New emission legislations applicable in the near future to sea-going vessels, off-road and off-highway vehicles require drastic nitric oxides emission reduction. A promising approach to achieve part of this decrease is charge air temperature reduction using Miller timing. However, it has been shown in literature that the reduction potential is limited, achieving a minimum in NOx emissions at a certain end-of-compression temperature. Further temperature reduction has shown to increase NOx emissions again. Some studies have shown that this increase is correlated to an increased amount of premixed combustion.
In this work, the effects of pilot injection on engine out NOx emissions for very early intake valve closure (i.e. extreme Miller), high boost pressures and cold end-of-compression in-cylinder conditions are investigated. The experiments are carried out on a 3.96L single cylinder heavy-duty common-rail Diesel engine operating at 1000 rpm and at constant global air-to-fuel ratio. Engine operating conditions with single and pilot injection are compared for a wide range of intake air temperatures and injection timings.

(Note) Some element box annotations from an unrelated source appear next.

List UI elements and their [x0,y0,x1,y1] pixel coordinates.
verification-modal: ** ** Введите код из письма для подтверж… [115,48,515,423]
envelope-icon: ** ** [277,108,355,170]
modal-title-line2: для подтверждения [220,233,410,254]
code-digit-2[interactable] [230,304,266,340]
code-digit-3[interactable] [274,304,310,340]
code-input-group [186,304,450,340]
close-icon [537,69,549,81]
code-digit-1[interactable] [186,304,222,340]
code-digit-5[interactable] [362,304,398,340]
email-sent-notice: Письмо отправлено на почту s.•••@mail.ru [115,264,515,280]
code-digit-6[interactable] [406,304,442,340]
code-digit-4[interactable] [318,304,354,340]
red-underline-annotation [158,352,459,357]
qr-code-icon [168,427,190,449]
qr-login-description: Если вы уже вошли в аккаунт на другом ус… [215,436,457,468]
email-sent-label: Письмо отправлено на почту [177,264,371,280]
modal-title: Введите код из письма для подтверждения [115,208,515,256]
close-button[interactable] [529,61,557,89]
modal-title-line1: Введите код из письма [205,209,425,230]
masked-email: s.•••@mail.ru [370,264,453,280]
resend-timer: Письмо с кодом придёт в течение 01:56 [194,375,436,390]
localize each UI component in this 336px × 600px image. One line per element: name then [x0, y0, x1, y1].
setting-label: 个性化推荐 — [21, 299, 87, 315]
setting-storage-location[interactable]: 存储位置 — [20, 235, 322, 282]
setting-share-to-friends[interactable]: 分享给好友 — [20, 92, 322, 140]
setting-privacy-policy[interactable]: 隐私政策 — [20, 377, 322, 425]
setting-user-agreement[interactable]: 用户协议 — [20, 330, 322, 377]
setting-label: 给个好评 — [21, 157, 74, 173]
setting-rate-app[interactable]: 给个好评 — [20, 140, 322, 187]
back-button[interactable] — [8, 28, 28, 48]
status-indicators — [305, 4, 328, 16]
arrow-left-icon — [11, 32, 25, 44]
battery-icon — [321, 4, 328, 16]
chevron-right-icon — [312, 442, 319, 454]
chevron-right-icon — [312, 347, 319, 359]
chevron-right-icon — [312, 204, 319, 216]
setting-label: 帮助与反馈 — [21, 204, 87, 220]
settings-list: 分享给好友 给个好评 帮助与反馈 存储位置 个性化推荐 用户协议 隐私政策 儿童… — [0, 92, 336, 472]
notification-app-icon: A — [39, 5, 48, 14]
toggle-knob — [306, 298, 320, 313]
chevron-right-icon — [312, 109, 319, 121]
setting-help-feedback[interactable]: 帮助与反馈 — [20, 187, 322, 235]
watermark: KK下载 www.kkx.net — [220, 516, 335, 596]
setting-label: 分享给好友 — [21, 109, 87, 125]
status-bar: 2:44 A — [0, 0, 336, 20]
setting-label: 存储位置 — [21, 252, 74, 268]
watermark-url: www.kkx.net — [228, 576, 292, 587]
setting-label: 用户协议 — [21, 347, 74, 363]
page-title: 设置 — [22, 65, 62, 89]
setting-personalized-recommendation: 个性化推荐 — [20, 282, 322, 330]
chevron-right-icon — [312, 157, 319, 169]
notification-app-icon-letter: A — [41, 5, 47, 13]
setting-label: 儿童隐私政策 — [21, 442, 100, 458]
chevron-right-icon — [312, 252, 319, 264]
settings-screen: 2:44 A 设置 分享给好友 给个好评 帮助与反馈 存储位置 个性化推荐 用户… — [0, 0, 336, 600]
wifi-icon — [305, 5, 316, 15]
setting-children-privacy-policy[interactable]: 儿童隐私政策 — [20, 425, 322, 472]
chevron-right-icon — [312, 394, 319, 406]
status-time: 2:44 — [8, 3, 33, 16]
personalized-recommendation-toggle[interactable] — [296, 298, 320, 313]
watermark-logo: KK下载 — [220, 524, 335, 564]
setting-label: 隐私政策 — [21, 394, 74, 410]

From the experiments, it is shown that at cold TDC conditions, further decreasing intake temperatures for single injection events leads to an increase in exhaust NOx emissions at constant specific fuel consumption. For these points longer ignition delays and greater premixed proportions are observed. Splitting the injection event shows to counteracts this effect. This approach leads to a decrease of NOx emissions with decreasing intake temperatures. Thus, the applicability of extreme Miller valve timing is extended, allowing its use for further reduction of NOx emissions.